The decision is the latest in a challenge to a 2008 lease sale that opened a large area of land in the southern Arctic Ocean between Alaska and Russia to exploration, from which the government made about $2.6 billion.

Concerned by potential threats to the sea's bowhead whales, polar bears and other endangered species, as well as the subsistence lifeways that still thrive in some native communities along the coast, the Native Village of Point Hope, the Inupiat Community of the Arctic Slope and 10 environmental groups filed a federal complaint objecting to the sale.

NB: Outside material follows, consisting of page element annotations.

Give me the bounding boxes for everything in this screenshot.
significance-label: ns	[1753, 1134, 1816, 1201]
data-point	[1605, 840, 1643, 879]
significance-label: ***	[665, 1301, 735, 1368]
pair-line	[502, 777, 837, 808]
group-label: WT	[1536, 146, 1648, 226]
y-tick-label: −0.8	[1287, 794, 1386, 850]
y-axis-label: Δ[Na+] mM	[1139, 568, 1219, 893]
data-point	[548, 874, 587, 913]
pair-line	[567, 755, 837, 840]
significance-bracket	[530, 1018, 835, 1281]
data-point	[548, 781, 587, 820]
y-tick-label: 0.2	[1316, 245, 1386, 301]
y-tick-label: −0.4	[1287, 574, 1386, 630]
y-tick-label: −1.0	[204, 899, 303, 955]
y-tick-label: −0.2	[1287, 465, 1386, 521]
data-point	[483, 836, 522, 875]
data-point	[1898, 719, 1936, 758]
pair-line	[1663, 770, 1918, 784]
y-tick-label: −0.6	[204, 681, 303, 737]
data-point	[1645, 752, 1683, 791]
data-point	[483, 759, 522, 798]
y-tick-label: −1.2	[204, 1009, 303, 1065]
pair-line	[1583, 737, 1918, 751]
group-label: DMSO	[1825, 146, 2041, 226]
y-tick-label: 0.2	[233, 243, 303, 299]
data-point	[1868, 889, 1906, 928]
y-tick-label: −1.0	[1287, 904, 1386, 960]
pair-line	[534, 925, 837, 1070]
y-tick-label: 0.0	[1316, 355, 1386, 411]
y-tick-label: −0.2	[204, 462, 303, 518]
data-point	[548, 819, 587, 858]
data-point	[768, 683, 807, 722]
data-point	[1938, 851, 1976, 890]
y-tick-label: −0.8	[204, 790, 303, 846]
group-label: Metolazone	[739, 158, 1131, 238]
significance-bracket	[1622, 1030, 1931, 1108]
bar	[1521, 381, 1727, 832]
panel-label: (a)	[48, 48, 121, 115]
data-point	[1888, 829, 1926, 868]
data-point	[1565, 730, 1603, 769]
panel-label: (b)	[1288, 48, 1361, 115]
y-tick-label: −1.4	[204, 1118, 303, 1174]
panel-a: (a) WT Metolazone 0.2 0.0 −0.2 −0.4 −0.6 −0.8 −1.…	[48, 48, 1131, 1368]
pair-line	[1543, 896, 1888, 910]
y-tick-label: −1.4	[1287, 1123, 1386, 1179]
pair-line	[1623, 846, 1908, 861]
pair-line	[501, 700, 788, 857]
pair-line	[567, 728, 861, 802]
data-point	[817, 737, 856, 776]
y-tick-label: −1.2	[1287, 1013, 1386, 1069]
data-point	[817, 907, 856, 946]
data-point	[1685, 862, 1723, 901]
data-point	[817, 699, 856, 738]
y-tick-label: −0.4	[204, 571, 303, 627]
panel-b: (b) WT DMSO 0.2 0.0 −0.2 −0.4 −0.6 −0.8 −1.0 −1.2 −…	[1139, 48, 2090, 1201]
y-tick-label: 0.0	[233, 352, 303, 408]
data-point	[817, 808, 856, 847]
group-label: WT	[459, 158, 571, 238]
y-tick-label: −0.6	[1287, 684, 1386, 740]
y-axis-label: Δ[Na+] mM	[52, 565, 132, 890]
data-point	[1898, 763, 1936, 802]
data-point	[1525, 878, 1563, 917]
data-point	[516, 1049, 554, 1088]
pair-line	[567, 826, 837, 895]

The plaintiffs claimed specifically that the Bureau of Ocean Energy Management (BOEM) of the Department of the Interior had left important information out of its environmental impact statement, and that the agency's estimate, for benchmark purposes, that the lease area would produce just 1 billion barrels of economically viable oil was arbitrary.

After directing the agency to gather more information, and disagreeing with the plaintiffs as to the arbitrary nature of the numbers, U.S. District Judge Ralph Beistline ruled for the government, finding the impact study sufficient, at least for the lease-sale stage of the project.

A three-judge panel of 9th Circuit reversed some of those findings Wednesday.

The panel was unanimous that the agency had provided all the information required at this stage, but split over the 1 billion barrel benchmark.

BOEM had argued that the 1 billion barrel estimate, which other agencies and the public criticized during the comment process, actually represented a realistic scenario because of the remoteness of the area and the many practical barriers to large-scale production there.

Indeed, David Shilton, who represented the Department of the Interior at oral arguments in the case last year, told the panel that the chances of actual development occurring in the sea was "less than 10 percent."

While practical, however, that approach defies the letter of the National Environmental Policy Act (NEPA), the appeals panel found.

"Having decided that oil production was reasonably foreseeable, NEPA required BOEM to base its analysis on the full range of likely production if oil production were to occur," Judge William Fletcher wrote for the panel. "It did not do so here."

Writing in partial dissent, Judge Johnnie Rawlinson reminded the other judges that they have "extremely limited" power to review an agency's analysis of its own technical data.

"It is beyond dispute that the Chukchi Sea contains oil deposits well in excess of one billion barrels," Rawlinson wrote. "But that is not the point. The point is whether the selection of one billion barrels as the benchmark was the product of agency expertise."